A security issue has been identified that could potentially allow attachment uploads to exploit our system.

A patch has been released that will fix the issue. There will be some downtime whist we upgarde some server services, update the forum and implement the patch.

At present I do not know how long it will take to implement the updates. I doubt it will be more than a few hours, the work will be carried out between 6am and 6pm weekdays UK time

There will be a static notice presented during the downtime.



Forum users are allowed to share media files by uploading them to the server. Some pages allow users to specify a URL to a media file that a user wants to share which will then be retrieved by the forum. The user-provided links are validated to make sure that users can only access resources from HTTP/HTTPS protocols and that connections are not allowed in to the localhost.

HTTP redirects are also prohibited however there is one place in the system codebase that accepts redirects from the target server specified in a user-provided link. By specifying a link to a malicious server that returns a 301 HTTP redirect to the URL of http://localhost:3306 for example, an attacker could easily bypass the restrictions presented above and make a connection to mysql/3306 service listening on the localhost.
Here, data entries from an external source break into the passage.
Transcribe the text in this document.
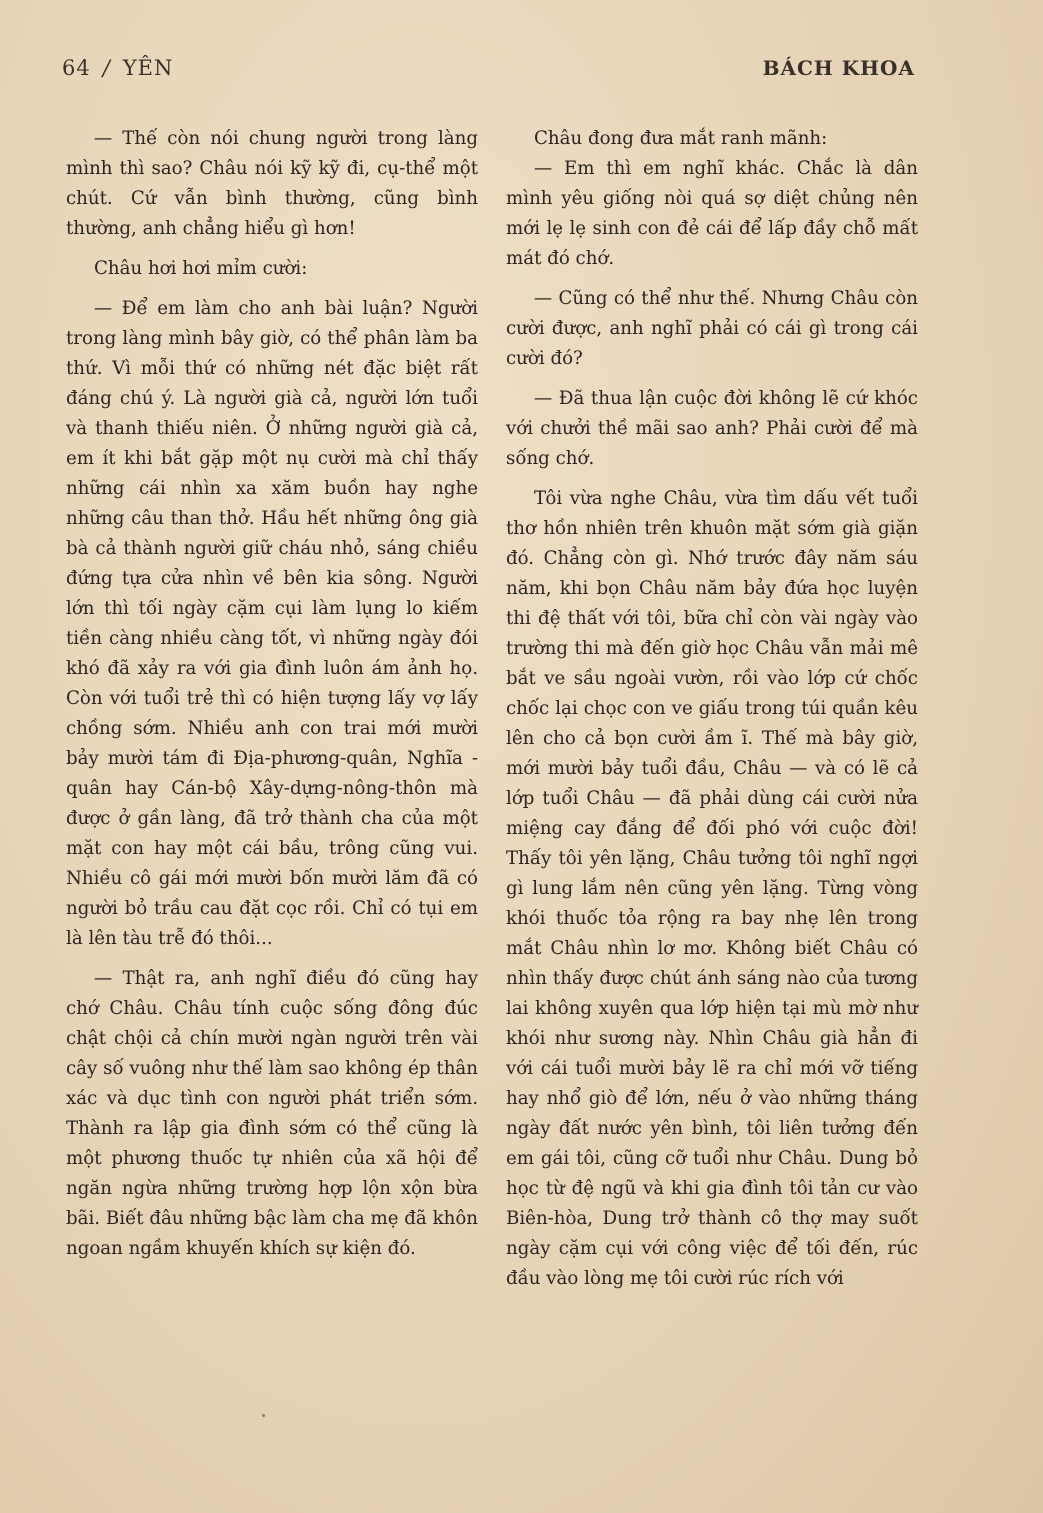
64 / YÊN	BÁCH KHOA

— Thế còn nói chung người trong làng mình thì sao? Châu nói kỹ kỹ đi, cụ-thể một chút. Cứ vẫn bình thường, cũng bình thường, anh chẳng hiểu gì hơn!

Châu hơi hơi mỉm cười:

— Để em làm cho anh bài luận? Người trong làng mình bây giờ, có thể phân làm ba thứ. Vì mỗi thứ có những nét đặc biệt rất đáng chú ý. Là người già cả, người lớn tuổi và thanh thiếu niên. Ở những người già cả, em ít khi bắt gặp một nụ cười mà chỉ thấy những cái nhìn xa xăm buồn hay nghe những câu than thở. Hầu hết những ông già bà cả thành người giữ cháu nhỏ, sáng chiều đứng tựa cửa nhìn về bên kia sông. Người lớn thì tối ngày cặm cụi làm lụng lo kiếm tiền càng nhiều càng tốt, vì những ngày đói khó đã xảy ra với gia đình luôn ám ảnh họ. Còn với tuổi trẻ thì có hiện tượng lấy vợ lấy chồng sớm. Nhiều anh con trai mới mười bảy mười tám đi Địa-phương-quân, Nghĩa - quân hay Cán-bộ Xây-dựng-nông-thôn mà được ở gần làng, đã trở thành cha của một mặt con hay một cái bầu, trông cũng vui. Nhiều cô gái mới mười bốn mười lăm đã có người bỏ trầu cau đặt cọc rồi. Chỉ có tụi em là lên tàu trễ đó thôi...

— Thật ra, anh nghĩ điều đó cũng hay chớ Châu. Châu tính cuộc sống đông đúc chật chội cả chín mười ngàn người trên vài cây số vuông như thế làm sao không ép thân xác và dục tình con người phát triển sớm. Thành ra lập gia đình sớm có thể cũng là một phương thuốc tự nhiên của xã hội để ngăn ngừa những trường hợp lộn xộn bừa bãi. Biết đâu những bậc làm cha mẹ đã khôn ngoan ngầm khuyến khích sự kiện đó.

Châu đong đưa mắt ranh mãnh:

— Em thì em nghĩ khác. Chắc là dân mình yêu giống nòi quá sợ diệt chủng nên mới lẹ lẹ sinh con đẻ cái để lấp đầy chỗ mất mát đó chớ.

— Cũng có thể như thế. Nhưng Châu còn cười được, anh nghĩ phải có cái gì trong cái cười đó?

— Đã thua lận cuộc đời không lẽ cứ khóc với chưởi thề mãi sao anh? Phải cười để mà sống chớ.

Tôi vừa nghe Châu, vừa tìm dấu vết tuổi thơ hồn nhiên trên khuôn mặt sớm già giặn đó. Chẳng còn gì. Nhớ trước đây năm sáu năm, khi bọn Châu năm bảy đứa học luyện thi đệ thất với tôi, bữa chỉ còn vài ngày vào trường thi mà đến giờ học Châu vẫn mải mê bắt ve sầu ngoài vườn, rồi vào lớp cứ chốc chốc lại chọc con ve giấu trong túi quần kêu lên cho cả bọn cười ầm ĩ. Thế mà bây giờ, mới mười bảy tuổi đầu, Châu — và có lẽ cả lớp tuổi Châu — đã phải dùng cái cười nửa miệng cay đắng để đối phó với cuộc đời! Thấy tôi yên lặng, Châu tưởng tôi nghĩ ngợi gì lung lắm nên cũng yên lặng. Từng vòng khói thuốc tỏa rộng ra bay nhẹ lên trong mắt Châu nhìn lơ mơ. Không biết Châu có nhìn thấy được chút ánh sáng nào của tương lai không xuyên qua lớp hiện tại mù mờ như khói như sương này. Nhìn Châu già hẳn đi với cái tuổi mười bảy lẽ ra chỉ mới vỡ tiếng hay nhổ giò để lớn, nếu ở vào những tháng ngày đất nước yên bình, tôi liên tưởng đến em gái tôi, cũng cỡ tuổi như Châu. Dung bỏ học từ đệ ngũ và khi gia đình tôi tản cư vào Biên-hòa, Dung trở thành cô thợ may suốt ngày cặm cụi với công việc để tối đến, rúc đầu vào lòng mẹ tôi cười rúc rích với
This introduces a Server Side Request Forgery (SSRF) vulnerability.

As curl is used to fetch remote resources, in addition to HTTP, attackers could specify a handful of other protocols to interact with local services. For instance, by sending a redirect to gopher://localhost:11211/datahere attackers could send arbitrary traffic to memcached services. Additionally, depending on the temporary directory location configured within the forum, attackers could potentially view the service responses as the download function stores responses within temporary files which could be viewed if the temporary directory is exposed on the web server.